Jerusalem would even be destroyed with its temple (A.D. 70)
“you do not know” - The Samaritans did not know God. They did not have the full revelation of Him, and thus could not worship in truth. The Jews did have the full revelation of God in the Old testament, thus they knew the God they worshiped, because salvation's truth came first to them (Luke 19:9), and through them to the world (Romans 3:2, 9:4-5)
“God is Spirit” - This phrase means God is invisible. Man could never comprehend the invisible God unless He revealed Himself, as He did in Scripture and the incarnation.
A person must worship not simply by external conformity to religious rituals and places (outwardly) but inwardly (“in spirit”) with the proper heart attitude.
“Messiah” - The Samaritans also anticipated Messiah’s coming.
“I who speak to you am he“ - The “he” in this translation is not in the original Greek, for Jesus lit. said, “I who speak to you am” The usage of “I am” is similar to (John 8:58). This claim constitutes the main point of the story regarding the Samaritan woman.
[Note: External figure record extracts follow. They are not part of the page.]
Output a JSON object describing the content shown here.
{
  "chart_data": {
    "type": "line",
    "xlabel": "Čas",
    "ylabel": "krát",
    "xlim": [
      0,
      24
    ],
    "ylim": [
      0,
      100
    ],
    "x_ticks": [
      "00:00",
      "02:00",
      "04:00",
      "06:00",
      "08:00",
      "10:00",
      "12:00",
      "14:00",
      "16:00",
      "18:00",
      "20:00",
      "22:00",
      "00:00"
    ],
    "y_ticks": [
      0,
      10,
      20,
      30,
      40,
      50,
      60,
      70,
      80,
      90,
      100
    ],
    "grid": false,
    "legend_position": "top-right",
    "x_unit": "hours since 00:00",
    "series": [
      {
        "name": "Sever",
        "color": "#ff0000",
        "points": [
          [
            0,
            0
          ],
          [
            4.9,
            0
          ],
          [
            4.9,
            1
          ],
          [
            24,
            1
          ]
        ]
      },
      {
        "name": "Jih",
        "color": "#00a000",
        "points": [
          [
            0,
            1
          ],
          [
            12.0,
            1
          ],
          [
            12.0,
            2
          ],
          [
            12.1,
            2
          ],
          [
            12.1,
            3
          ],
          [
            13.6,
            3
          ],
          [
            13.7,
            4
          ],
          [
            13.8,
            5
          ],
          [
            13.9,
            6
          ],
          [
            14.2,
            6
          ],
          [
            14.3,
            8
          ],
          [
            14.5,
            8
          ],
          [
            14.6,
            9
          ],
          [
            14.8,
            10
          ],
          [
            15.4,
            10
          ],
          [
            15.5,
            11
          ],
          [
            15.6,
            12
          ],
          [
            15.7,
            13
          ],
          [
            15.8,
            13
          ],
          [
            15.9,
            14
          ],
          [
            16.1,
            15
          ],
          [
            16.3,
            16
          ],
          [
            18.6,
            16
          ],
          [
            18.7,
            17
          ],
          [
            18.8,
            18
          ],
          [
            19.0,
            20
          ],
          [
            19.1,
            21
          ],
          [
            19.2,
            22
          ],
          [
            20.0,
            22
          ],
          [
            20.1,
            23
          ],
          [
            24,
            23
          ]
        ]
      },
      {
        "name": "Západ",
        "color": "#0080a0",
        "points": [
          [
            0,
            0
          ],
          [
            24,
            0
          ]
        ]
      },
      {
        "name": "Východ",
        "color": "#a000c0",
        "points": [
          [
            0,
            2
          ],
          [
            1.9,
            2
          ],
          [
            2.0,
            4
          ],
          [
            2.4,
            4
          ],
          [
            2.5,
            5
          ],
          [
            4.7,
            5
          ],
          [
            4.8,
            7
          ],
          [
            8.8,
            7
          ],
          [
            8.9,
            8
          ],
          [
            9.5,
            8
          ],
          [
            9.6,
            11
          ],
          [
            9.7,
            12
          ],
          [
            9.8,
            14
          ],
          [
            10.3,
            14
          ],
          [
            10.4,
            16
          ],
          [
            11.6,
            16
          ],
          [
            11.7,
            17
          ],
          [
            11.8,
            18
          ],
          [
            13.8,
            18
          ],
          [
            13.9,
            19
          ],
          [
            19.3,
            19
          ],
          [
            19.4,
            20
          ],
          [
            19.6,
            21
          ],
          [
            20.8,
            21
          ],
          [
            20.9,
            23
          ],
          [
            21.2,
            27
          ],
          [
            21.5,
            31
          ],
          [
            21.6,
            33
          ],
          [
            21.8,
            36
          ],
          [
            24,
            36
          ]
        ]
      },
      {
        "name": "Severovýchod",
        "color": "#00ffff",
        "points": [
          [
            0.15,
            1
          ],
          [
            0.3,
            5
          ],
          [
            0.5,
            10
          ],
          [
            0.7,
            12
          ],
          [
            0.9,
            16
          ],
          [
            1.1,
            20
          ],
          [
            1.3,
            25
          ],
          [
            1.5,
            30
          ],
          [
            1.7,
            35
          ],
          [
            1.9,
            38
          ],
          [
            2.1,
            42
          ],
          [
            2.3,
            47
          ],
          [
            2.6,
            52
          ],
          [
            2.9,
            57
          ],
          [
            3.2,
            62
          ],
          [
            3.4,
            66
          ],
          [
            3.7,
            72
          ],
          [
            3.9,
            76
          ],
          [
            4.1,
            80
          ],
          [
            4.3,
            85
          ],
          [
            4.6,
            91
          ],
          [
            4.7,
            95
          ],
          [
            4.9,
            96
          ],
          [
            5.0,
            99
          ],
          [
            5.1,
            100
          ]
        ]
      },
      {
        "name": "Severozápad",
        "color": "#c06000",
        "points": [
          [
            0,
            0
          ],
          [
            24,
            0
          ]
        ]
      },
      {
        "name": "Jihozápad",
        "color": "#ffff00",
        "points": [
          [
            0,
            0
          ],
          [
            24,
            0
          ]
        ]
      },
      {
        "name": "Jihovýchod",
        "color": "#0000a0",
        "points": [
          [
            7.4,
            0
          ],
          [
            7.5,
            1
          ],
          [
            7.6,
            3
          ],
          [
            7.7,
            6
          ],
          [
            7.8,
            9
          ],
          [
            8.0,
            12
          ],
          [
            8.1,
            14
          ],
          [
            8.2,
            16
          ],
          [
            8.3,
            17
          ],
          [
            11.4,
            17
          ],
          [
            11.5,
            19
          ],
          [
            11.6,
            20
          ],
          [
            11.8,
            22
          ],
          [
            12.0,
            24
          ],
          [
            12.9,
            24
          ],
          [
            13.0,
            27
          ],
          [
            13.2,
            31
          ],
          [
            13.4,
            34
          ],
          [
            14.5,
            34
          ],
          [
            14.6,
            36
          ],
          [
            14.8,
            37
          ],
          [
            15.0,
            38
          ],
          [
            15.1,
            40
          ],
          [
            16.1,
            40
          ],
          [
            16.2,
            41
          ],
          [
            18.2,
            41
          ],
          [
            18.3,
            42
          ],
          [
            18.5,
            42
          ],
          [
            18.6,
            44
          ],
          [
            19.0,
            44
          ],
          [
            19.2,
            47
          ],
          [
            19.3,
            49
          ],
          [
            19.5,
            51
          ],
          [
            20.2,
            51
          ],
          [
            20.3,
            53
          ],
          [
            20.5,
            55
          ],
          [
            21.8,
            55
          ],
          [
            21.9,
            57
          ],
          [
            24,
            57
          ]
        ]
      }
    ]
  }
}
How did Jesus intentionally engage the woman who was an outcast? How do you think you would engage someone in a similar situation?
Read John 6:37
All that the Father gives me will come to me, and whoever comes to me I will never cast out. John 6:37 ESV
Read John 6:58
Jesus said to them, “Truly, truly, I say to you, before Abraham was, I am.” John 6:58 ESV
How have you grown in your knowledge of Christ recently? What are some ways you have seen Him differently at different moments in your life? Who is someone you could share this with this week?
How can our church be more intentional in the way we reach people who do not typically go to church? Is there a specific need we should pray for?
What are some ways our group can be intentional with each other? What is something our group can do this week to intentionally seek to meet a need in the name of Jesus?